IASB/FASB Joint Discussions: Business Combinations (Phase II)

Date recorded:

This is a joint IASB/FASB project on purchase method procedures and application guidance. The discussion focused on areas on which the IASB and the FASB have tentatively reached different conclusions. Those areas include:

  • Measurement date for equity instruments issued as consideration. Tentatively, IASB would use the date on which the business combination is agreed to, while FASB would use acquisition date (date control passes). After discussion, an informal joint vote of members of the two Boards showed a slight preference (11 to 9) for acquisition date.
  • Initial measurement of equity consideration -- blockage factors. Tentatively, IASB would take blockage factors into account in the case of a 'thin market' while FASB would not.
  • Assets held for disposal. FASB favours net selling price (fair value less costs of sale).
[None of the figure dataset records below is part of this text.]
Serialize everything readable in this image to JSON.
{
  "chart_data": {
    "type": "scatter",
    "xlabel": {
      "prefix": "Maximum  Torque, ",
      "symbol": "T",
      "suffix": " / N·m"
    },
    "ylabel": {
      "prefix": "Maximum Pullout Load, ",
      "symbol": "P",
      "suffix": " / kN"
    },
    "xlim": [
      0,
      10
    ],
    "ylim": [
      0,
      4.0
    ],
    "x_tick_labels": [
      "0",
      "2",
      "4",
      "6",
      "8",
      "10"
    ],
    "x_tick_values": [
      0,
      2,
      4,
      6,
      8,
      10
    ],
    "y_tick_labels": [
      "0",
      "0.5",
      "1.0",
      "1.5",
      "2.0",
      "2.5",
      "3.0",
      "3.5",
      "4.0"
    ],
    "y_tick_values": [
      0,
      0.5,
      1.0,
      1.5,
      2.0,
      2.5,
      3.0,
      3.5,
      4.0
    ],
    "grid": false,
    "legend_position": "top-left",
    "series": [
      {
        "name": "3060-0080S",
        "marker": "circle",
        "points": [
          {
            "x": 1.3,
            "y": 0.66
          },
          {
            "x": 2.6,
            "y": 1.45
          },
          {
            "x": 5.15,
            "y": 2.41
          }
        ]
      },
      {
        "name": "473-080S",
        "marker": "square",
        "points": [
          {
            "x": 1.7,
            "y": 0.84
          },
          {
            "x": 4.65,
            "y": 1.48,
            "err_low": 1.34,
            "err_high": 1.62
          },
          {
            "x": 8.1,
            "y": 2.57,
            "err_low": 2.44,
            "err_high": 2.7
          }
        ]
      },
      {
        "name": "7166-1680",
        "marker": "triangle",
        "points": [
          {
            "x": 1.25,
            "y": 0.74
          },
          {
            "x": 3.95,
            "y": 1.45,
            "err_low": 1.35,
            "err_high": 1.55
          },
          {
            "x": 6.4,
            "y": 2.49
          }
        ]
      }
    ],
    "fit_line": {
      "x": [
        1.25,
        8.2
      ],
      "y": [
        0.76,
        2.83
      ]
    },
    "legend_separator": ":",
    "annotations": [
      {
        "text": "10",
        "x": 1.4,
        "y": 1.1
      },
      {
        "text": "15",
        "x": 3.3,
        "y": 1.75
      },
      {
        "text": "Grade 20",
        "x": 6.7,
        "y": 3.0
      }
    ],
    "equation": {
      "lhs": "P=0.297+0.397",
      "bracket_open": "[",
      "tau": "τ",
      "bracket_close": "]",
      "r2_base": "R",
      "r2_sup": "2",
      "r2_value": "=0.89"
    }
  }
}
IASB would use fair value.
  • Amendments to postemployment benefit plans that are a condition of the business combination.
  • Intended changes by the acquirer to employee benefits and other postretirement benefit plans.
  • Employee benefit payments triggered by a business combination.
  • Constructive obligations.
  • Initial measurement of acquired assets and assumed liabilities -- selection of a disposition market price if multiple disposition markets exist. To what extent is replacement cost an appropriate measure of fair value?
Both Boards have tentatively agreed to the following guidance for measuring the fair values of acquired assets and liabilities initially recorded at fair value by the acquirer in a business combination (the 'fair value hierarchy'):
  • Level 1: By reference to an observable market transaction (for example, cash purchases of the same or a similar item at or near the transaction date).
  • Level 2: If Level 1 is not available, through valuation methods or techniques (such as present value or option pricing models) that incorporate market-based assumptions.
  • Level 3: If neither Level 1 nor Level 2 is available, through valuation methods or techniques that incorporate assumptions not contrary to market assumptions. As a practical matter, an entity can use its own assumptions in instances in which market-based assumptions are not available.
Among the potential remaining issues the staff plan to tackle in the project are:
  • Measurement of minority interest and related goodwill.
  • Step acquisitions.
  • Sale of shares by a subsidiary ('deemed disposals').
  • Disclosure and presentation.
Staff of the two Boards are working toward an exposure draft to be issued by both Boards in March or April of 2003.